Saudi Arabia has been awarded hosting rights to the 2029 edition of the Asian Winter Games multi-sport event.
The Games will take place at Trojena, a planned resort in the under-construction city of Neom. It will be the first edition of the Asian Winter Games to take place in a West Asian city.
Saudi Arabia was announced as the host city earlier today (Tuesday) by the Olympic Council of Asia. The bid was presented by Prince Abdulaziz Bin Turki Al Faisal, the Saudi Minister of Sport and president of the Saudi Olympic and Paralympic Committee.
Prince Abdulaziz said: “This is a great victory for the Saudi nation and Gulf countries. It is due to the generous support offered to the Saudi sports sector that significantly contributes to the progress of sport and all other fields in the Kingdom for the purpose of delivering the objectives of the Saudi 2030 vision.
“We thank the Olympic Council of Asia for granting us this opportunity.
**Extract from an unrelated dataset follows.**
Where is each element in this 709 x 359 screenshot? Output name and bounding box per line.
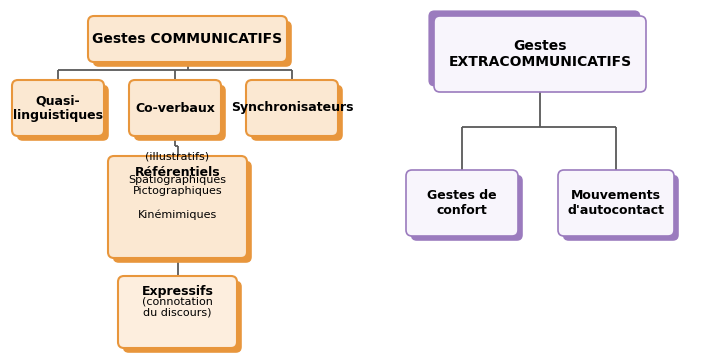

Trojena will be a year-round destination for winter sports and it is fully funded and backed by government guarantees. It will highlight the enormous potential and great infrastructure of Saudi Arabia to host and organise international-level sport competitions and Games successfully.”
Neom is a new $500bn (£440bn/€507bn) city development project in northern Saudi Arabia. Neom chief executive Nadhmi Al-Nasr said that Trojena, which is scheduled to be finished by 2026, will have a “suitable infrastructure to create the winter atmosphere in the heart of the desert”.
The 2029 Games will feature two competition clusters. A snow cluster will house sports such as alpine skiing, snowboard and slalom, while an ice cluster will be used for ice hockey, figure skating and curling.
A total of 47 sports will be contested at the Games. The Trojena resort will be 100% powered by renewable energy, with 14 luxury hotels to encircle the sports venues.
The Asian Winter Games have not been held since 2017 and Trojena was the only candidate to host the 2029 event.
The Games will be the latest major sporting event to take place in Saudi Arabia. Last month, the Saudi Motorsport Company signed a Memorandum of Understanding with Dorna Sports, the commercial rights-holder for MotoGP, with a view to staging an annual grand prix in the country.
Earlier this year, Saudi Arabia staged its first Formula 1 grand prix, and the country also hosted Anthony Joshua’s rematch against Oleksandr Usyk in August. It was a second fight in the country for British boxer Joshua, who has been urged by Amnesty International to speak out on the country’s human rights record.